Ce ne fut ni la crainte ni la piété qui établit la religion chez les Romains, mais la nécessité où sont toutes les sociétés d’en
avoir une. Les premiers rois ne furent pas moins attentifs à régler le culte et les cérémonies qu’à donner des lois et bâtir
des murailles.
Je trouve cette différence entre les législateurs romains et ceux des autres peuples, que les premiers firent la religion
pour l’état, et les autres, l’état pour la religion. Romulus, Tatius et Numa asservirent les dieux à la politique : le culte et les
cérémonies qu’ils instituèrent furent trouvés si sages que, lorsque les rois furent chassés, le joug de la religion fut le seul
dont ce peuple, dans sa fureur pour la liberté, n’osa s’affranchir.
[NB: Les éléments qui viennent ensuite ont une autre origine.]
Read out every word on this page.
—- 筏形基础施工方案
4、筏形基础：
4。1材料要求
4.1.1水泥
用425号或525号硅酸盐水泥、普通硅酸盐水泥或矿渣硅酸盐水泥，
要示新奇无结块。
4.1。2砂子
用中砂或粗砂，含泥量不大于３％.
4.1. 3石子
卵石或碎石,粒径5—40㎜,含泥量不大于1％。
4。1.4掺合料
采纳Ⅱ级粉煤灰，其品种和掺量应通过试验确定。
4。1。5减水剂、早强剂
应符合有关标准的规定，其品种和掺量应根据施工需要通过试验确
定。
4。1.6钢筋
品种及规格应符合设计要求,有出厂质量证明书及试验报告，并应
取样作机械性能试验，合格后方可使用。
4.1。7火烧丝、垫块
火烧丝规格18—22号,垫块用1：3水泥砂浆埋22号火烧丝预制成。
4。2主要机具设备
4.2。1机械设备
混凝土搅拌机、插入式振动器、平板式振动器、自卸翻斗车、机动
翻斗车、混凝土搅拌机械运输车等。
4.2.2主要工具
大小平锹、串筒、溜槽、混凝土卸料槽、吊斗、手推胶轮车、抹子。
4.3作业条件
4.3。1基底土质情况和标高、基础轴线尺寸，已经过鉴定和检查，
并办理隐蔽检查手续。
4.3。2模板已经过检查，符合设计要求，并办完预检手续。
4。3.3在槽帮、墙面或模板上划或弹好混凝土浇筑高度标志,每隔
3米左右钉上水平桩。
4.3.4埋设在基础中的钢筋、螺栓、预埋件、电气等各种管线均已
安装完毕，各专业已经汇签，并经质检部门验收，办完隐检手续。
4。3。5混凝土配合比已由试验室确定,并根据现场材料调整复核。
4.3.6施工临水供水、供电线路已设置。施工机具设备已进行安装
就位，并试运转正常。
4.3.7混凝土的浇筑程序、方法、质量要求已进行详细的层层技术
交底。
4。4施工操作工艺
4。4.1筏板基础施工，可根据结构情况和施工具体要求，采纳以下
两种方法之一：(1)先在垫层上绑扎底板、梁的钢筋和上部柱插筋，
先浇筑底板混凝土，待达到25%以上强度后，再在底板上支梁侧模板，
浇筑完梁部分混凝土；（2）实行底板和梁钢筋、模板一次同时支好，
Quand les législateurs romains établirent la religion, ils ne pensèrent point à la réformation des mœurs, ni à donner
des principes de morale ; ils ne voulurent point gêner des gens qu’ils ne connaissaient pas encore. Ils n’eurent donc
d’abord qu’une vue générale, qui était d’inspirer à un peuple, qui ne craignait rien, la crainte des dieux, et de se servir de
cette crainte pour le conduire à leur fantaisie.

5
Les contraint à manifester des signes apparents de religion.
6
Le dépositaire du pouvoir politique ; ce n'est pas nécessairement un roi ; ce peut être un gouvernement démocratiquement élu, ou une puissance
législative issue du peuple.
Montesquieu, Dissertation sur la politique des Romains dans la religion (1716).